Like Gregor Samsa, the protagonist of Kafka’s novella The Metamorphosis, which Bhattacharjee dramatised in the year 2000, the former chief minister is a loner, and something of an “outsider” within his party. He had a modern approach, but the party lagged behind him. In 2008, Bhattacharjee had blamed the CPI(M) for the negative image of the state at an Assocham meeting. “I am against bandhs. Unfortunately, I belong to a party which calls bandhs,” he had said, drawing flak from all quarters — allies, the opposition and his party.
“He was a general who was miles ahead of his soldiers,” says a close political aide.

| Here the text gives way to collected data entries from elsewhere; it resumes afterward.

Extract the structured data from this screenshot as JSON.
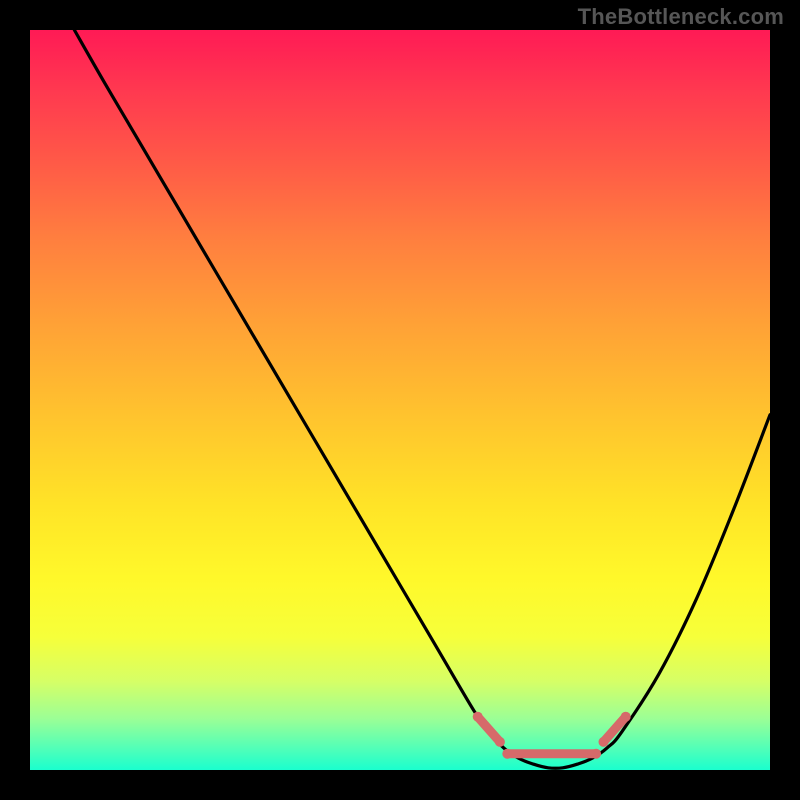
{
  "watermark": "TheBottleneck.com",
  "chart_data": {
    "type": "line",
    "title": "",
    "xlabel": "",
    "ylabel": "",
    "xlim": [
      0,
      100
    ],
    "ylim": [
      0,
      100
    ],
    "series": [
      {
        "name": "curve",
        "color": "#000000",
        "x": [
          6,
          10,
          15,
          20,
          25,
          30,
          35,
          40,
          45,
          50,
          55,
          60,
          62,
          64,
          66,
          68,
          70,
          72,
          74,
          76,
          78,
          80,
          85,
          90,
          95,
          100
        ],
        "y": [
          100,
          93,
          84.5,
          76,
          67.5,
          59,
          50.5,
          42,
          33.5,
          25,
          16.5,
          8,
          5.2,
          3.0,
          1.6,
          0.8,
          0.3,
          0.3,
          0.8,
          1.6,
          3.0,
          5.2,
          13,
          23,
          35,
          48
        ]
      }
    ],
    "highlight": {
      "name": "bottom-band",
      "color": "#d66a6a",
      "segments": [
        {
          "x": [
            60.5,
            63.5
          ],
          "y": [
            7.2,
            3.8
          ]
        },
        {
          "x": [
            64.5,
            76.5
          ],
          "y": [
            2.2,
            2.2
          ]
        },
        {
          "x": [
            77.5,
            80.5
          ],
          "y": [
            3.8,
            7.2
          ]
        }
      ]
    }
  }
}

But it’s not the general’s job to do the detailing and the soldiers were not equipped to, though Machiavelli believed that a general should have perfect knowledge of the localities where he is waging a war.
In Singur, which has been a political battlefield for the past five years, Bhattacharjee lost miserably. The day in 2006, when the state government and Tata Motors officials went to inspect the land at Singur, the Left Front’s leader of the farmers was found sleeping peacefully at home. Farmers, who were caught unawares, agitated. The episode prompted a more seasoned politician and Bhattacharjee’s predecessor to comment: it’s unimaginable that the farmers’ leader was napping while their land was being inspected for acquisition.
“The chief minister thought that everyone would just follow him automatically, but that did not happen,” explains a close aide. But Bhattacharjee was the poster boy without too many followers in the party. Unsurprisingly, thus, he had no one to execute his dream of putting West Bengal at the forefront of the industrialisation drive that was creating waves across the country. The result: the dream turned into a nightmare and Bhattacharjee went from being India Inc’s “best” chief minister to a tragic hero, presiding over the unseating of the 34-year Left rule in Bengal. The original agent of change was short-changed in the “Paribartan Chai” (We want change) campaign led by his rivals.
But www.buddhabhattacharjee.net says Bhattacharjee will be back soon. Will he? More importantly, will he even want to? There may not be an immediate answer to that larger question. For now, Bhattacharjee is slated to participate in a sit-in dharna on July 12 against the petrol price hike.